HeLEx: A Heterogeneous Layout Explorer for Spatial Elastic Coarse-Grained Reconfigurable Arrays
Alan Jia Bao Du, Tarek S. Abdelrahman
TL;DR
HeLEx addresses the challenge of efficiently mapping diverse DFGs onto heterogeneous, elastic CGRAs by starting from a full, homogeneous layout and using a branch-and-bound search to prune compute resources per PE. It introduces operation grouping, a cost-based BB framework, and a heatmap-derived initial layout to produce heterogeneous CGRAs that dramatically reduce area and power while preserving mapping feasibility across all input DFGs; results show average area reductions around 70% and power savings over 50%, with operation reductions near 69% and near-minimal theoretical limits.
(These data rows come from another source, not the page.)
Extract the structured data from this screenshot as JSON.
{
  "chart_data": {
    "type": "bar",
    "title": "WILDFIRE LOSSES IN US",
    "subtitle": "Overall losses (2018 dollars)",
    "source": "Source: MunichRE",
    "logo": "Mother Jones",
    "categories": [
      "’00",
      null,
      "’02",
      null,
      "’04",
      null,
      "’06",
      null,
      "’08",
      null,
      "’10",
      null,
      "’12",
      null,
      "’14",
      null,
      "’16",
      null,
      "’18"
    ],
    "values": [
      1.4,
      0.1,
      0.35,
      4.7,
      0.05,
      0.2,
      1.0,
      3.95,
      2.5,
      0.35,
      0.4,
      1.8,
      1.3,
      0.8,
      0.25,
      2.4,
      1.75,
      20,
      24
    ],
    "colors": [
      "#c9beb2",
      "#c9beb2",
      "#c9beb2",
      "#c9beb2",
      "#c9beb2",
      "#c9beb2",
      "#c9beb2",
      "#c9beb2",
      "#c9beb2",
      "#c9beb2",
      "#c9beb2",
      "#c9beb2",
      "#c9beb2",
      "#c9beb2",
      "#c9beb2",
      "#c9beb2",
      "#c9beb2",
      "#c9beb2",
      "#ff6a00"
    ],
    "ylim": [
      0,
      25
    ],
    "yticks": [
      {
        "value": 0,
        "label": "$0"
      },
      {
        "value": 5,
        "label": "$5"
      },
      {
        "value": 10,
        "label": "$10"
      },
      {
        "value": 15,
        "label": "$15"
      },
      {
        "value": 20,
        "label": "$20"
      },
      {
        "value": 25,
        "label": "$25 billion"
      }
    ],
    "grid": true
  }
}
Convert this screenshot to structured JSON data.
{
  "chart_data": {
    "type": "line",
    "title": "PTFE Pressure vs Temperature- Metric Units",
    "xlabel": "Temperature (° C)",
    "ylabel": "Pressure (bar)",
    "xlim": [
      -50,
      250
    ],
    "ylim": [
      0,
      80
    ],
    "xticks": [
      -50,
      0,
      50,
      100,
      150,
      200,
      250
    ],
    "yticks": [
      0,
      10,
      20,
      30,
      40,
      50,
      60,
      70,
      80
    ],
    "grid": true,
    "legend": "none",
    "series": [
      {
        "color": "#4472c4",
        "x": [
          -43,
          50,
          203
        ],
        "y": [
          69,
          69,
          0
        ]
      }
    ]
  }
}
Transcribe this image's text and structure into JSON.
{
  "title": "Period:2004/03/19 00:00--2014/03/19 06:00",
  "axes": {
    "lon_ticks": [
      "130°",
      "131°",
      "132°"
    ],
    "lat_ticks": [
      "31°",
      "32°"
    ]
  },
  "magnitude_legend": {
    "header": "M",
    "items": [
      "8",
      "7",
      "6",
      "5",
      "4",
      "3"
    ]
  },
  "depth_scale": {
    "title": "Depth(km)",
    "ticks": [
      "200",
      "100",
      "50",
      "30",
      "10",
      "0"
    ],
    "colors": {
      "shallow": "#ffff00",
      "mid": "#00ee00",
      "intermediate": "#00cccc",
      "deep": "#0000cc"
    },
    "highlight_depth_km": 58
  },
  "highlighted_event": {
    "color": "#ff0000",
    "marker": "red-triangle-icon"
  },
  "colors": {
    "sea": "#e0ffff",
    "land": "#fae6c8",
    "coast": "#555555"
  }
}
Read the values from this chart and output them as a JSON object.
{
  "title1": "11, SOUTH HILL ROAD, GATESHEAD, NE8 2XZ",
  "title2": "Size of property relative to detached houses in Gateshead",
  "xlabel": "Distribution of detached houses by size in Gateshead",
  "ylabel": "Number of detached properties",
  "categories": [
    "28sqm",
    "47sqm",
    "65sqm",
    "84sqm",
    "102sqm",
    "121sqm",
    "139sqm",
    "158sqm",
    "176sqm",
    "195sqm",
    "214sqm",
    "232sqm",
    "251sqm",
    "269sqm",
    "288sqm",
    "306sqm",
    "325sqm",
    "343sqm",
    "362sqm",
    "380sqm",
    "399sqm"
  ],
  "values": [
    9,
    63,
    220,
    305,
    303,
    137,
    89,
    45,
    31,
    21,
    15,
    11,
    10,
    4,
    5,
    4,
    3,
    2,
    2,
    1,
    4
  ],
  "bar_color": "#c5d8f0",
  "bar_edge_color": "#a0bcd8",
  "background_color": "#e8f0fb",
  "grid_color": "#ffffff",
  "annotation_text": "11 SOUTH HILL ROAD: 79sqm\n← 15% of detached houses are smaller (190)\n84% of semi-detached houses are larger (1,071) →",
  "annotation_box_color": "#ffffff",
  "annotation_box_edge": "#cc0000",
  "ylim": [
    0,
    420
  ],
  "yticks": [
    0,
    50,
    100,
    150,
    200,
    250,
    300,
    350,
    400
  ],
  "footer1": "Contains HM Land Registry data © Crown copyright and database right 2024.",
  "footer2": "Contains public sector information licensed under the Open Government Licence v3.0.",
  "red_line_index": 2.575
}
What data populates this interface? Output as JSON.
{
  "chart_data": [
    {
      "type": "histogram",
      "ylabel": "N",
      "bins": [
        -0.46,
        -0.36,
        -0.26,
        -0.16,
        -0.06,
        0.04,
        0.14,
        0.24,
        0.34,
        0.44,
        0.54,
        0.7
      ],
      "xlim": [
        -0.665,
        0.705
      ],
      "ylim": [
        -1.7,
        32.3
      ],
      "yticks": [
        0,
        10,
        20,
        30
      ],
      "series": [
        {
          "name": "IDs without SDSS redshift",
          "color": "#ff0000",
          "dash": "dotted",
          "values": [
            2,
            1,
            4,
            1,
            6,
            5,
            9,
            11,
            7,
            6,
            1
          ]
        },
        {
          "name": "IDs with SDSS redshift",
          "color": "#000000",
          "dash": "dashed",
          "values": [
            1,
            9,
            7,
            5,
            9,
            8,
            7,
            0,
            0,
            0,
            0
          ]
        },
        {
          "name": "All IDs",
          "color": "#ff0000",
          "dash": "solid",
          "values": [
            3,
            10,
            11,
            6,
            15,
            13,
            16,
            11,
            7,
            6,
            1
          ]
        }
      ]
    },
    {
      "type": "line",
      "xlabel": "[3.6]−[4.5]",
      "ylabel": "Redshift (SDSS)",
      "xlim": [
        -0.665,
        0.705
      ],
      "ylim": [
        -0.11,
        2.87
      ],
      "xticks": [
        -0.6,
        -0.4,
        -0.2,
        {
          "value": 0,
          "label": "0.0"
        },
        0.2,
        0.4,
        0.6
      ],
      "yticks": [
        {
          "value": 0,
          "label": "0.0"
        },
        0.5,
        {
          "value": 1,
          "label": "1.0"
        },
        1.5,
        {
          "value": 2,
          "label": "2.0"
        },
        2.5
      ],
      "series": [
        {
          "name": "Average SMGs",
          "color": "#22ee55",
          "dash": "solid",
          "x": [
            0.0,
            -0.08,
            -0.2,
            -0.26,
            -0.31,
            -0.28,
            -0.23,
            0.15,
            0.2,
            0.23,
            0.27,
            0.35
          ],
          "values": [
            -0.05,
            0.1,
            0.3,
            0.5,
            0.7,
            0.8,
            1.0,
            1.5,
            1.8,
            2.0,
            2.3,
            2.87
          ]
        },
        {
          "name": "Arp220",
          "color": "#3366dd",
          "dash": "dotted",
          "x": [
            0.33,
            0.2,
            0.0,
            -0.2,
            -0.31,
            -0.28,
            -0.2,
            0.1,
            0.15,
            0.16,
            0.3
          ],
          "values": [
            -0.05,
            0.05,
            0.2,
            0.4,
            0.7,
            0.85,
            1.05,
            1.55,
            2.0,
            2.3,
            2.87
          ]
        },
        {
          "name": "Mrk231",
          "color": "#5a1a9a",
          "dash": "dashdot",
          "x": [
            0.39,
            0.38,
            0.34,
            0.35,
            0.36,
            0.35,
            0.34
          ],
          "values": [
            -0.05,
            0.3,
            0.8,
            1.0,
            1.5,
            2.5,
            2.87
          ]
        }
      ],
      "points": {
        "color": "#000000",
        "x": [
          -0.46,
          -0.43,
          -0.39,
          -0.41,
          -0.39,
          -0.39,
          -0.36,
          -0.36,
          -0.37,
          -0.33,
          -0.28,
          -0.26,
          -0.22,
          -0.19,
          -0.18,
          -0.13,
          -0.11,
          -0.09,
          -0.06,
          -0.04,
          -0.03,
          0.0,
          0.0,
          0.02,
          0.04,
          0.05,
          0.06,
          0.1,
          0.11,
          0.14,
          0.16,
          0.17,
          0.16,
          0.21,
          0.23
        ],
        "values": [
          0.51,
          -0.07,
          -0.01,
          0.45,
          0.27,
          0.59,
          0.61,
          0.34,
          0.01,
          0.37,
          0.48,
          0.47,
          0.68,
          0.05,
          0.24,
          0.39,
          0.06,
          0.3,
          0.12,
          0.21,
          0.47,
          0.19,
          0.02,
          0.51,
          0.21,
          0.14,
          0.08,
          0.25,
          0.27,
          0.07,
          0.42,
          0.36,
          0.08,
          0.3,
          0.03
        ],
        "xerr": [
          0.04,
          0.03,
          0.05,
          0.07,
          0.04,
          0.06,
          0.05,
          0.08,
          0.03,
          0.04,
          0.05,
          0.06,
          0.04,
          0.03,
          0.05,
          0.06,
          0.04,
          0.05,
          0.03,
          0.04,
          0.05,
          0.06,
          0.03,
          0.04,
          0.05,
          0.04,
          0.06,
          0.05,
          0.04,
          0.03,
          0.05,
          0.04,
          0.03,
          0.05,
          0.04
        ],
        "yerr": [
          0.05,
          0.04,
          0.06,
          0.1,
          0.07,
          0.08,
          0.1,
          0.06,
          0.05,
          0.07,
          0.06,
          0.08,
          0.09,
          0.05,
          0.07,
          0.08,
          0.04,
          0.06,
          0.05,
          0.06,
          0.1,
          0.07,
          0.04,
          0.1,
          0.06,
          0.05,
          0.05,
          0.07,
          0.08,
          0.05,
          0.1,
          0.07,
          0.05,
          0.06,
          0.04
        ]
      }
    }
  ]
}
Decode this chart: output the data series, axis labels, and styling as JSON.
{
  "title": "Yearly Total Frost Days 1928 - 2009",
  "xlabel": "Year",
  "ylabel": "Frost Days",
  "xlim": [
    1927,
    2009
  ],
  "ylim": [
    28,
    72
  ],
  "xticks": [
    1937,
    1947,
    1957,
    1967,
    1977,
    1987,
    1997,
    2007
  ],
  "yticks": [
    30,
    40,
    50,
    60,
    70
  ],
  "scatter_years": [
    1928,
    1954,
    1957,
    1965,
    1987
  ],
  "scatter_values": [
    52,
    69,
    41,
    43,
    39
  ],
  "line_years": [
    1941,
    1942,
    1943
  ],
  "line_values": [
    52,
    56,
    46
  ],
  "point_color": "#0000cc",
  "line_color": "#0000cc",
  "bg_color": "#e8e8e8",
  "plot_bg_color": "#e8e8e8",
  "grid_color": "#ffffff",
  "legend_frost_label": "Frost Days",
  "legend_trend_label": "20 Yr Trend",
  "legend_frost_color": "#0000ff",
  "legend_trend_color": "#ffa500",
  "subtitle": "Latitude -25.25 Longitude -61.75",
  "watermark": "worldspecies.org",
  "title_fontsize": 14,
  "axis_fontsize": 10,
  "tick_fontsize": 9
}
The approach outperforms two state-of-the-art frameworks in reducing excess compute resources and maintains low latency impact, suggesting strong practical potential for domain-specific CGRA design. These gains are complemented by a validated cost model against DC synthesis and insights into memory and interconnect resource effects, positioning HeLEx as a valuable precursor to broader CGRA design-space exploration and optimization tools.
Abstract
We present HeLEx, a framework for determining the functional layout of heterogeneous spatially-configured elastic Coarse-Grained Reconfigurable Arrays (CGRAs). Given a collection of input data flow graphs (DFGs) and a target CGRA, the framework starts with a full layout in which every processing element (PE) supports every operation in the DFGs. It then employs a branch-and-bound (BB) search to eliminate operations out of PEs, ensuring that the input DFGs successfully map onto the resulting CGRAs, eventually returning an optimized heterogeneous CGRA. Experimental evaluation with 12 DFGs and 9 target CGRA sizes reveals that the framework reduces the number of operations by 68.7% on average, resulting in a reduction of CGRA area by almost 70% and of power by over 51%, all compared to the initial full layout. HeLEx generates CGRAs that are on average only within 6.2% of theoretically minimum CGRAs that support exactly the number of operations needed by the input DFGs. A comparison with functional layouts produced by two state-of-the-art frameworks indicates that HeLEx achieves better reduction in the number of operations, by up to 2.6X.